Abdullah, oğlu Câbir'in şehit olduğunu göremedi, ama kendisi bu savaşta şehit oldu. Hazret-i Câbir şöyle anlatır: 
"Babam, Uhud'da şehit olmuştu. Kızkardeşim bana bir deve vererek dedi ki: 
- Git, babamızı bu devenin üzerinde taşı. Onu Selemeoğullarının kabristanına göm! 

Ben de deveyi alarak harb meydanına gittim. Yanımda birkaç kişi daha vardı. Resûl-i ekrem efendimiz babamı, harb yerinden alarak aile kabristanına götürmek istediğimi anladılar. O sıralarda Resûl-i ekrem Uhud'da bulunuyorlardı. Beni huzûrlarına çağırdılar ve buyurdular ki: 
- Nefsim yed-i kudretinde olan Allahü teâlâya yemîn ederim ki; Abdullah da arkadaşları ile gömülecektir. 
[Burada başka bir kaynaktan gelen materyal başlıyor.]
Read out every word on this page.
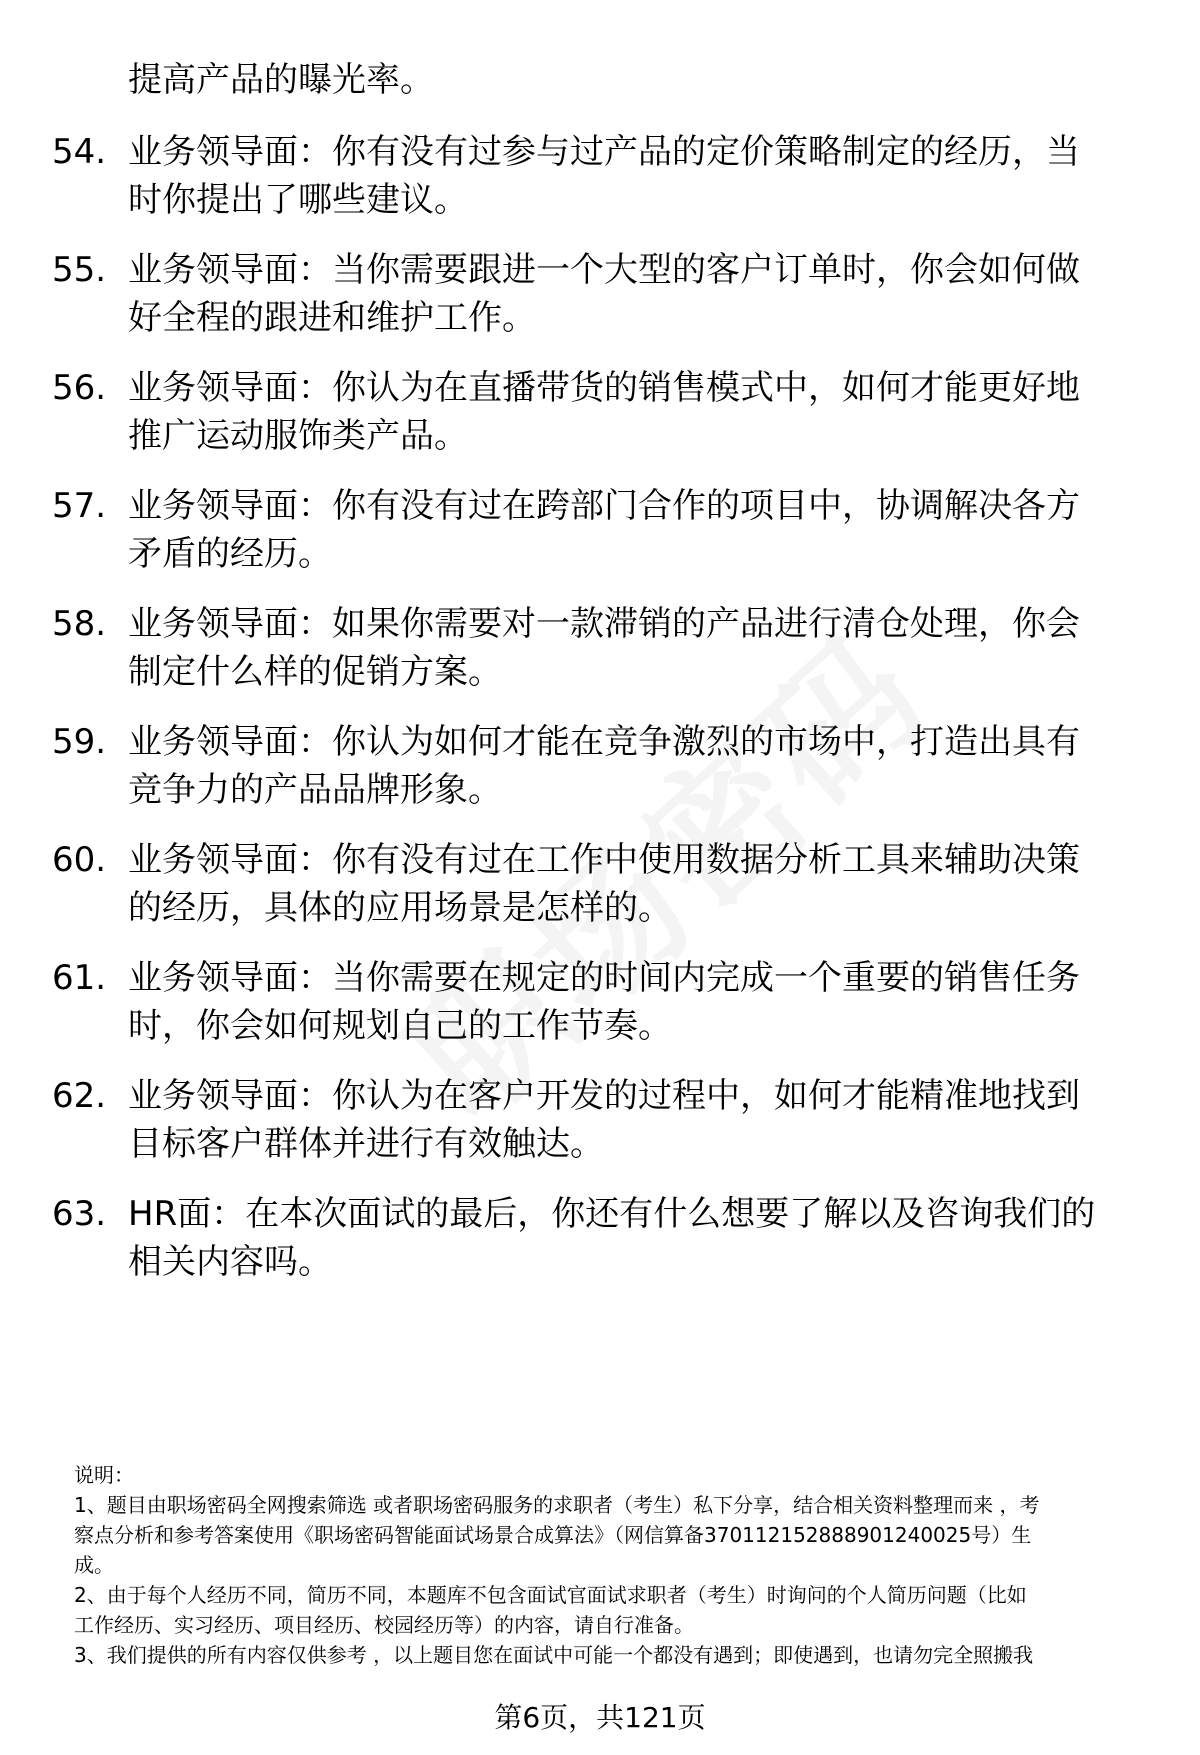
提高产品的曝光率。
54. 业务领导面：你有没有过参与过产品的定价策略制定的经历，当
时你提出了哪些建议。
55. 业务领导面：当你需要跟进一个大型的客户订单时，你会如何做
好全程的跟进和维护工作。
56. 业务领导面：你认为在直播带货的销售模式中，如何才能更好地
推广运动服饰类产品。
57. 业务领导面：你有没有过在跨部门合作的项目中，协调解决各方
矛盾的经历。
58. 业务领导面：如果你需要对一款滞销的产品进行清仓处理，你会
制定什么样的促销方案。
59. 业务领导面：你认为如何才能在竞争激烈的市场中，打造出具有
竞争力的产品品牌形象。
60. 业务领导面：你有没有过在工作中使用数据分析工具来辅助决策
的经历，具体的应用场景是怎样的。
61. 业务领导面：当你需要在规定的时间内完成一个重要的销售任务
时，你会如何规划自己的工作节奏。
62. 业务领导面：你认为在客户开发的过程中，如何才能精准地找到
目标客户群体并进行有效触达。
63. HR面：在本次面试的最后，你还有什么想要了解以及咨询我们的
相关内容吗。
说明：
1、题目由职场密码全网搜索筛选 或者职场密码服务的求职者（考生）私下分享，结合相关资料整理而来 ，考
察点分析和参考答案使用《职场密码智能面试场景合成算法》（网信算备370112152888901240025号）生
成。
2、由于每个人经历不同，简历不同，本题库不包含面试官面试求职者（考生）时询问的个人简历问题（比如
工作经历、实习经历、项目经历、校园经历等）的内容，请自行准备。
3、我们提供的所有内容仅供参考 ，以上题目您在面试中可能一个都没有遇到；即使遇到，也请勿完全照搬我
第6页，共121页
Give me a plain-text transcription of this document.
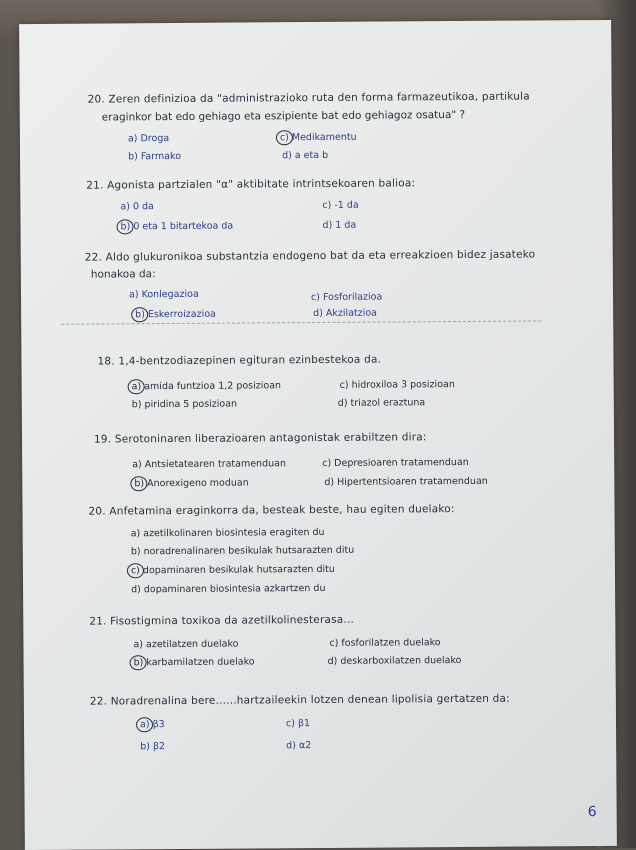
20. Zeren definizioa da "administrazioko ruta den forma farmazeutikoa, partikula
eraginkor bat edo gehiago eta eszipiente bat edo gehiagoz osatua" ?
a) Droga	c) Medikamentu
b) Farmako	d) a eta b
21. Agonista partzialen "α" aktibitate intrintsekoaren balioa:
a) 0 da	c) -1 da
b) 0 eta 1 bitartekoa da	d) 1 da
22. Aldo glukuronikoa substantzia endogeno bat da eta erreakzioen bidez jasateko
honakoa da:
a) Konlegazioa	c) Fosforilazioa
b) Eskerroizazioa	d) Akzilatzioa
18. 1,4-bentzodiazepinen egituran ezinbestekoa da.
a) amida funtzioa 1,2 posizioan	c) hidroxiloa 3 posizioan
b) piridina 5 posizioan	d) triazol eraztuna
19. Serotoninaren liberazioaren antagonistak erabiltzen dira:
a) Antsietatearen tratamenduan	c) Depresioaren tratamenduan
b) Anorexigeno moduan	d) Hipertentsioaren tratamenduan
20. Anfetamina eraginkorra da, besteak beste, hau egiten duelako:
a) azetilkolinaren biosintesia eragiten du
b) noradrenalinaren besikulak hutsarazten ditu
c) dopaminaren besikulak hutsarazten ditu
d) dopaminaren biosintesia azkartzen du
21. Fisostigmina toxikoa da azetilkolinesterasa...
a) azetilatzen duelako	c) fosforilatzen duelako
b) karbamilatzen duelako	d) deskarboxilatzen duelako
22. Noradrenalina bere......hartzaileekin lotzen denean lipolisia gertatzen da:
a) β3	c) β1
b) β2	d) α2
6
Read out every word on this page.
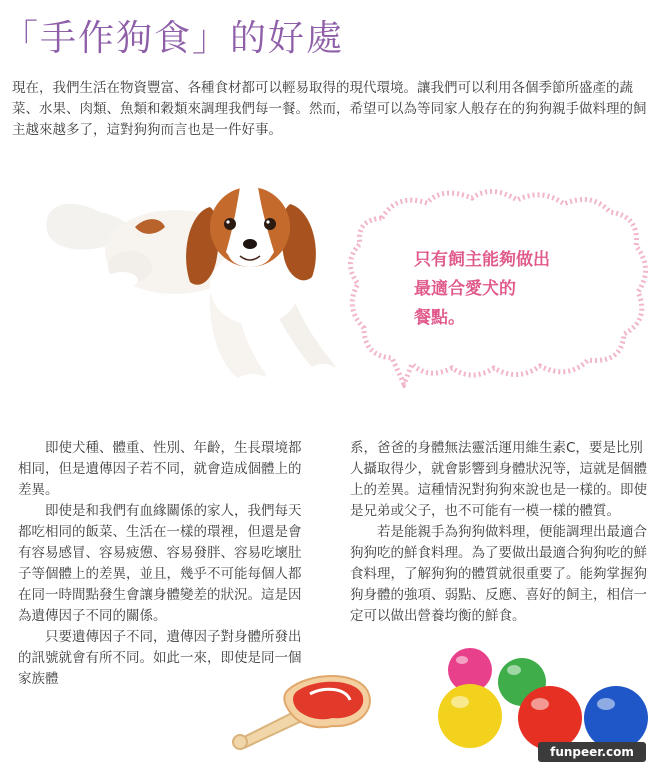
「手作狗食」的好處

現在，我們生活在物資豐富、各種食材都可以輕易取得的現代環境。讓我們可以利用各個季節所盛產的蔬菜、水果、肉類、魚類和穀類來調理我們每一餐。然而，希望可以為等同家人般存在的狗狗親手做料理的飼主越來越多了，這對狗狗而言也是一件好事。

只有飼主能夠做出
最適合愛犬的
餐點。

即使犬種、體重、性別、年齡，生長環境都相同，但是遺傳因子若不同，就會造成個體上的差異。

即使是和我們有血緣關係的家人，我們每天都吃相同的飯菜、生活在一樣的環裡，但還是會有容易感冒、容易疲憊、容易發胖、容易吃壞肚子等個體上的差異，並且，幾乎不可能每個人都在同一時間點發生會讓身體變差的狀況。這是因為遺傳因子不同的關係。

只要遺傳因子不同，遺傳因子對身體所發出的訊號就會有所不同。如此一來，即使是同一個家族體

系，爸爸的身體無法靈活運用維生素C，要是比別人攝取得少，就會影響到身體狀況等，這就是個體上的差異。這種情況對狗狗來說也是一樣的。即使是兄弟或父子，也不可能有一模一樣的體質。

若是能親手為狗狗做料理，便能調理出最適合狗狗吃的鮮食料理。為了要做出最適合狗狗吃的鮮食料理，了解狗狗的體質就很重要了。能夠掌握狗狗身體的強項、弱點、反應、喜好的飼主，相信一定可以做出營養均衡的鮮食。

funpeer.com
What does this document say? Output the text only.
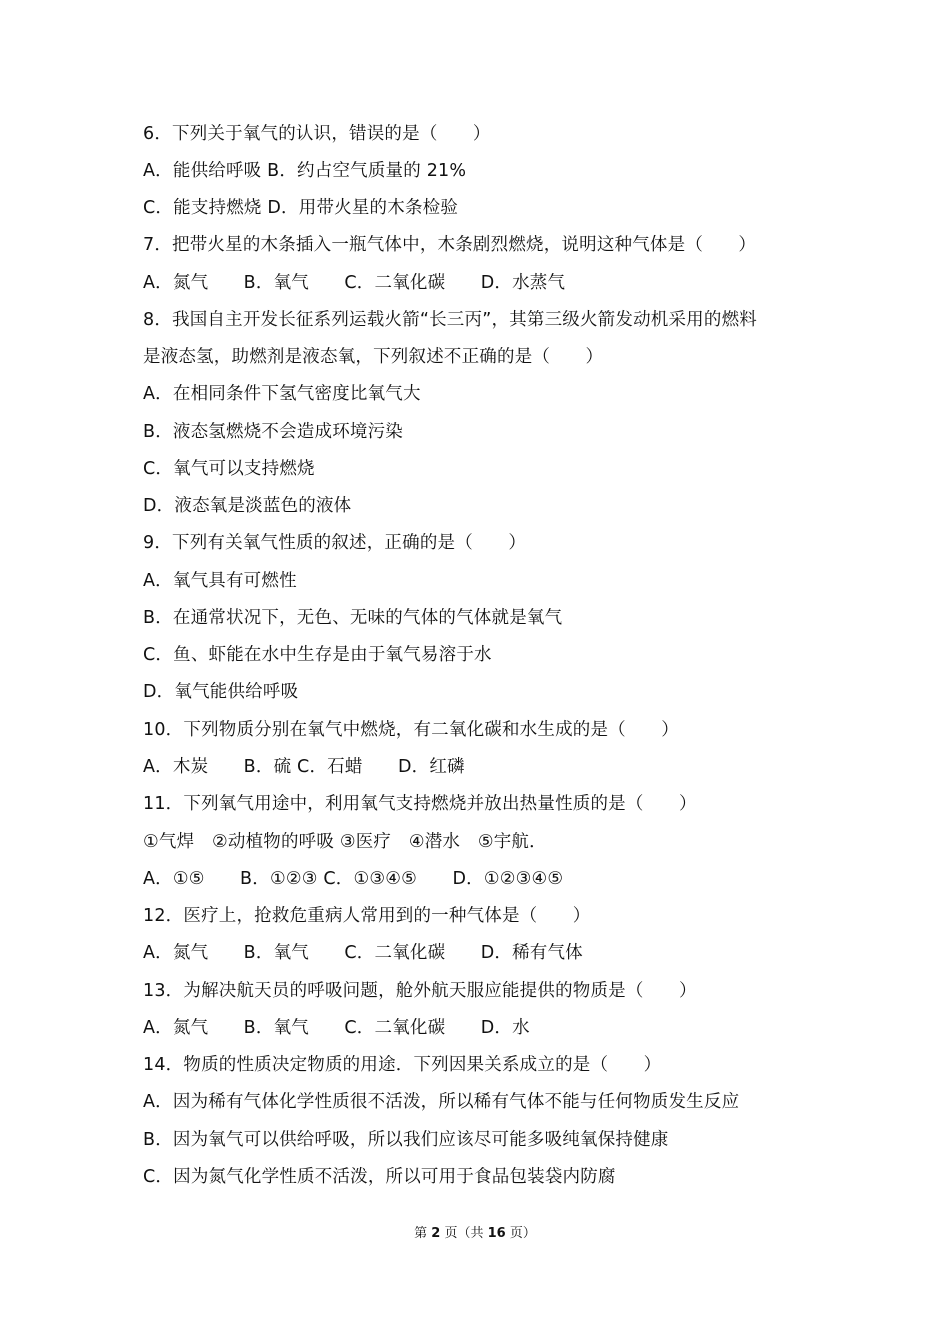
6．下列关于氧气的认识，错误的是（　　）
A．能供给呼吸 B．约占空气质量的 21%
C．能支持燃烧 D．用带火星的木条检验
7．把带火星的木条插入一瓶气体中，木条剧烈燃烧，说明这种气体是（　　）
A．氮气　　B．氧气　　C．二氧化碳　　D．水蒸气
8．我国自主开发长征系列运载火箭“长三丙”，其第三级火箭发动机采用的燃料
是液态氢，助燃剂是液态氧，下列叙述不正确的是（　　）
A．在相同条件下氢气密度比氧气大
B．液态氢燃烧不会造成环境污染
C．氧气可以支持燃烧
D．液态氧是淡蓝色的液体
9．下列有关氧气性质的叙述，正确的是（　　）
A．氧气具有可燃性
B．在通常状况下，无色、无味的气体的气体就是氧气
C．鱼、虾能在水中生存是由于氧气易溶于水
D．氧气能供给呼吸
10．下列物质分别在氧气中燃烧，有二氧化碳和水生成的是（　　）
A．木炭　　B．硫 C．石蜡　　D．红磷
11．下列氧气用途中，利用氧气支持燃烧并放出热量性质的是（　　）
①气焊　②动植物的呼吸 ③医疗　④潜水　⑤宇航．
A．①⑤　　B．①②③ C．①③④⑤　　D．①②③④⑤
12．医疗上，抢救危重病人常用到的一种气体是（　　）
A．氮气　　B．氧气　　C．二氧化碳　　D．稀有气体
13．为解决航天员的呼吸问题，舱外航天服应能提供的物质是（　　）
A．氮气　　B．氧气　　C．二氧化碳　　D．水
14．物质的性质决定物质的用途．下列因果关系成立的是（　　）
A．因为稀有气体化学性质很不活泼，所以稀有气体不能与任何物质发生反应
B．因为氧气可以供给呼吸，所以我们应该尽可能多吸纯氧保持健康
C．因为氮气化学性质不活泼，所以可用于食品包装袋内防腐
第 2 页（共 16 页）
Resûl-i ekremin bu sözü üzerine, ben de babamı taşımaktan vazgeçtim. Onu Uhud şehitleri ile birlikte gömdüm." 

Allahü teâlâ diriltti 
Câbir bin Abdullah şöyle anlatır: 
"Babam şehit olunca Resûlullah efendimiz bana sordu: 
- Ey Câbir! Sana müjde vereyim mi? 
- Evet yâ Resûlallah. 
- Baban Uhud'da şehit olunca, Allahü teâlâ onu diriltti ve, "Ey Abdullah! Sana ne yapmamı arzû edersin" diye sordu. O da, "Yâ Rabbî! Ben sana hakkıyla kulluk edemedim. Beni dünyaya döndürmeni ve yine senin yolunda çarpışarak tekrar şehit olmayı arzû ederim" dedi. Allahü teâlâ da, "Ben, şehitler geri dönmiyecekler diye hükmettim" buyurdu. "Öyle ise yâ Rabbî, geride kalanlara bunu ulaştır" dedi. 

Bunun üzerine Âl-i İmrân sûresi 169 - 171. âyetleri nâzil oldu." 

Uhud şehitlerinin kabri 46 yıl sonra su çıkarmak sebebiyle açılmak durumunda kalmıştı. Câbir bin Abdullah, babasının kabri açıldığında, babasını uyur gibi bulduğunu, az veya çok hiç bir değişikliğe uğramadığını, yüzünün siyah beyaz çizgili bir kefenle, ayaklarının da üzerlik otuyla örtülü bulunduğunu, aradan 46 yıl geçtiği hâlde, her ikisinin de, hiç değişmemiş olduğunu gördüğünü söyler. 

Câbir bin Abdullah'ın babası şehit olduğu zaman bir hayli borcu vardı. Bu borçların mühim bir kısmı, etrafta oturan Yahûdîlere idi. Babasının şehâdetinden sonra, alacaklılar, Câbir bin Abdullah'ı sıkıştırarak alacaklarını istemişlerdi. Fakat Câbir bin Abdullah'ın elinde, babasından kalan ufak bir hurmalıktan başka bir şey yoktu. Buradaki hurmalar da borcunu ödeyecek miktarda değildi. 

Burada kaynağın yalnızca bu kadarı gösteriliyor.